— Что за трехногий? Где этот Джеремус IV?
— Молчи и слушай. Я понял, что этот трехногий и раньше творил безобразия, но на этот раз он поссорился с сесу. Этих сесу было четверо. Они безобидны, как щенки. Но языки у них острые — в переносном, конечно, смысле. Трехногий не согласился с каким-то высказыванием сесу и разорвал его на куски. Буквально, как люди разрывают жареную курицу. Я наблюдал эту сцену издали и громко, как мог, выл. Скажу тебе честно, я очень сильно испугался, потому что не знал, что будет дальше.
А дальше было вот что.
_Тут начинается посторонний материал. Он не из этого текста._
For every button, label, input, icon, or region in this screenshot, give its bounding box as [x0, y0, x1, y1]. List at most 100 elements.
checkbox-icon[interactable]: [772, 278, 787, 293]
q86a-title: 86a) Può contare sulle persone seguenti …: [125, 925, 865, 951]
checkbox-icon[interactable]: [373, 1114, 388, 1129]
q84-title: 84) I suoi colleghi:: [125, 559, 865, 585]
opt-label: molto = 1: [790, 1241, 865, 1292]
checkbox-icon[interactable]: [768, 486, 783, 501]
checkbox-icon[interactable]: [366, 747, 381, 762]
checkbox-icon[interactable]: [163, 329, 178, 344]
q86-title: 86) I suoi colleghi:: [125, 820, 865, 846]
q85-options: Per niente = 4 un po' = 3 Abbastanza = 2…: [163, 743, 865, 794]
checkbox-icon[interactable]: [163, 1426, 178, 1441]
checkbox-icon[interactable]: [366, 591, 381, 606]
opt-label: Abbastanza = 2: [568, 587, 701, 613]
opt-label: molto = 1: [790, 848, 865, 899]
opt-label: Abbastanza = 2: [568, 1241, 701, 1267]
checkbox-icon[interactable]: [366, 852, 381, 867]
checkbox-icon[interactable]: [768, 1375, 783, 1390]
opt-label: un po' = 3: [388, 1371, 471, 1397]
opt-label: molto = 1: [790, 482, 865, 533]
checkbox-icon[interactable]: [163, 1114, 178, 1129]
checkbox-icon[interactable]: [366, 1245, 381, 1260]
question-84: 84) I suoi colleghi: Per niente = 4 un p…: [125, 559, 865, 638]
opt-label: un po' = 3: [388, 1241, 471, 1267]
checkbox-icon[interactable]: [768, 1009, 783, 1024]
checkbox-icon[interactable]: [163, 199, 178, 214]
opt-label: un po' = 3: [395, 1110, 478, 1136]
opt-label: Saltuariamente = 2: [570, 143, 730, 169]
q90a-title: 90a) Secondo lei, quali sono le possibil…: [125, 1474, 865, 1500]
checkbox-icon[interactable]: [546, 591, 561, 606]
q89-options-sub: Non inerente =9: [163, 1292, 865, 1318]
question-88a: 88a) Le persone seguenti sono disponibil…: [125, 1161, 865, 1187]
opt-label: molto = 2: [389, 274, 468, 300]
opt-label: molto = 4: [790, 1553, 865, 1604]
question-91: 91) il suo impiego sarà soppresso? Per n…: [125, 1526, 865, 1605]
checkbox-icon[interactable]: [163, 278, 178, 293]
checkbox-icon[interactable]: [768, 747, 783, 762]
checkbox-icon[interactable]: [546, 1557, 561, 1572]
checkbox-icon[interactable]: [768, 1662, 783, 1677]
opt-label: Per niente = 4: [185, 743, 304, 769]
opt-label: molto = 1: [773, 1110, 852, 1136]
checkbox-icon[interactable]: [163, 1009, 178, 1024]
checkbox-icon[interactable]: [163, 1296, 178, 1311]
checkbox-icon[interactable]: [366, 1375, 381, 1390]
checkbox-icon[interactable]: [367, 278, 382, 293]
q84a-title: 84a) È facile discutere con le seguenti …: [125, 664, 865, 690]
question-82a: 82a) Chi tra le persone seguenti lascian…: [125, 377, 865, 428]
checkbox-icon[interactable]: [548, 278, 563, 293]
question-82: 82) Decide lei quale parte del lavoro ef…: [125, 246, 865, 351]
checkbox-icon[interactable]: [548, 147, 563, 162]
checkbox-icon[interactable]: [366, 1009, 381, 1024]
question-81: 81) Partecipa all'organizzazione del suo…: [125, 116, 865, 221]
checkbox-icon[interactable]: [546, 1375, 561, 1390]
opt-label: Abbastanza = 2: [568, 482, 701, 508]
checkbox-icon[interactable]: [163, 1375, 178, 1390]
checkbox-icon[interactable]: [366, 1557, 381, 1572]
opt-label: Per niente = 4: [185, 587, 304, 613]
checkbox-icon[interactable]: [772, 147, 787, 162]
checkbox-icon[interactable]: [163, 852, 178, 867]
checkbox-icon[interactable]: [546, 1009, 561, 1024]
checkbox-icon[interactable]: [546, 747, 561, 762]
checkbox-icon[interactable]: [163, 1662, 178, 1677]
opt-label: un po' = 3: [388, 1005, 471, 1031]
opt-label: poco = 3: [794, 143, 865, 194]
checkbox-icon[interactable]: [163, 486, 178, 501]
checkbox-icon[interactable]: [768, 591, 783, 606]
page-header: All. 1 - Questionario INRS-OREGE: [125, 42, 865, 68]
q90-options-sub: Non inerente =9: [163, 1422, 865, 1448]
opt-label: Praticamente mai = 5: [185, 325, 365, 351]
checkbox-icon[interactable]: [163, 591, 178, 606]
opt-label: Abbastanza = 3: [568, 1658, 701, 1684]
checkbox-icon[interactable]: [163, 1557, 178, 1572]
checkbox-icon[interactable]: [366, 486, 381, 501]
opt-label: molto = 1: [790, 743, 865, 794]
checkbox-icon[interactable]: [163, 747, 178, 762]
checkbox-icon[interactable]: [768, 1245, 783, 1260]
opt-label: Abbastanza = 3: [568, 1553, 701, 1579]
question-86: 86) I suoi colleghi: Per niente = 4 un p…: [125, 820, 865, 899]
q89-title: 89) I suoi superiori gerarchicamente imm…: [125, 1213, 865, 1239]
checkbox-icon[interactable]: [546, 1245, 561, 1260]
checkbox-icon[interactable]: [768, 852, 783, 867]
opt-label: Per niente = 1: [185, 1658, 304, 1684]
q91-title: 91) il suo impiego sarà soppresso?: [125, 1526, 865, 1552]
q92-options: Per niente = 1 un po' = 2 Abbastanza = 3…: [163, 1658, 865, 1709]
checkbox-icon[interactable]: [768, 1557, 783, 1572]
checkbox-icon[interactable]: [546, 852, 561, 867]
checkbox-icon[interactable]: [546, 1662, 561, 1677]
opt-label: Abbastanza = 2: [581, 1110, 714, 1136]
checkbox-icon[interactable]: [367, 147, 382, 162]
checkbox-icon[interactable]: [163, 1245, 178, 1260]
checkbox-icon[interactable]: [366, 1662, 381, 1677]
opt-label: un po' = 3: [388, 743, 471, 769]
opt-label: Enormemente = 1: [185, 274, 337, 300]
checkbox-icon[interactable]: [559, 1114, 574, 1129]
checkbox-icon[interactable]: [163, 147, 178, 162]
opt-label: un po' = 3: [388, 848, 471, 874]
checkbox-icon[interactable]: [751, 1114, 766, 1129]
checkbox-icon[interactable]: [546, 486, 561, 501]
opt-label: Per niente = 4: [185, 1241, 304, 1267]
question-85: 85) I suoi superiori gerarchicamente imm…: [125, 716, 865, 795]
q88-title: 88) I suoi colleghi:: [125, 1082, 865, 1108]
Целая команда виленджи вломилась в большой загон. Это огромное пространство, где позволено находиться всем пленникам. Я никогда не видел такого большого их скопления ни до ни после того случая. Наверное, он вывел виленджи из себя. Сесу, как я потом узнал, размножаются четверками. Если из этой четверки убрать одну особь, то никакого размножения не будет. Поэтому нет ничего удивительного, что виленджи сильно расстроились. Они принесли с собой забавные пистолеты, стрелявшие быстро твердеющим клеем. Меньше чем через минуту этот огромный, здоровый трехногий был недвижим, как статуя, на которую я, помнится, мочился в Чикаго.
— Что они с ним сделали? — спросил Уокер сдавленным голосом. — Я имею в виду трехногого.
— Они его забрали. Я его больше не видел. — Пес встал и потянулся. — Может быть, теперь он служит запором двери кабинета какого-нибудь виленджи высокого ранга. Если, конечно, у них есть ранги и кабинеты. Что касается меня, то я всегда держу наготове свое самое мощное оборонительное оружие — забиться в угол и выть так, чтобы кишки выворачивались наизнанку. — Он выразительно посмотрел в помрачневшие глаза Маркуса. — Тебе надо попробовать. Действует безотказно, даже на инопланетян.
— Буду иметь в виду.
Внутренне Уокер содрогнулся от такой перспективы. Он никогда не стал бы первоклассным футбольным защитником, если бы выл от каждой неприятности.
Конечно, напомнил он себе, тогда он имел дело с откормленными трехсотфунтовыми нападающими из Небраски и быстрыми тэйлбэками[1] из техасских городков, а не с семифутовыми инопланетянами, вооруженными обездвиживающим электрическим полем и парализующим клеем. Возможно, в некоторых ситуациях можно и повыть. Хотя бы для того, чтобы сохранить себе жизнь.
Начало темнеть. Уокер, обернувшись, бросил взгляд на палатку, потом на гостеприимно распахнутые задворки — реконструированную пришельцами среду обитания Джорджа. Маркус внимательно посмотрел на гниющий мусор, разорванные и помятые картонные коробки, ржавеющие остатки некогда шикарного автомобиля и решил повременить со сменой обстановки. Очевидно, пес думал о том же, но пришел к диаметрально противоположным выводам.
— Не возражаешь, если я сегодня переночую у тебя, Марк?
Уокер посмотрел в сторону коридора. Он был пуст и тих. Напуганный возможными последствиями, о которых он предпочел не думать, Уокер спросил:
— Ты не будешь скучать по своему месту?
— Моему «месту»? — Мотнув лохматой головой, Джордж посмотрел туда, откуда пришел. — Ты называешь «местом» помойку, на которой меня случайно обнаружили виленджи. Я сирота, Марк. Нас, таких, много в Чикаго. — Не ожидая дальнейших приглашений, он протрусил мимо опешившего оптового торговца. — У тебя здесь очень чисто. К тому же я никогда не бывал в горах, их не так много в Иллинойсе.
На Уокера в упор смотрели преданные темные собачьи глаза.
— Я могу немного поскулить и полизать тебе руку.
Уокер не смог сдержать улыбку.
— Не знал, что собаки способны на сарказм.
— Ты шутишь? Мы — мастера этого жанра и так хорошо им владеем, что вы, люди, даже не замечаете, когда мы смеемся и потешаемся над вами. Так что скажешь?
Еще один взгляд в сторону зловещего темного коридора, в котором таился неведомый кошмар.
— А как виленджи? Они не будут возражать против такого тесного общения двух подопытных экземпляров?
Джордж беспечно пожал плечами:
— Есть один-единственный способ это узнать. Если они будут возражать, то мы ничего не сможем с этим поделать.
Уокер встал с камня. С заходом «солнца» температура воздуха стала стремительно падать.
— Знаешь, на самом деле я и сам хотел попросить тебя остаться, — признался он.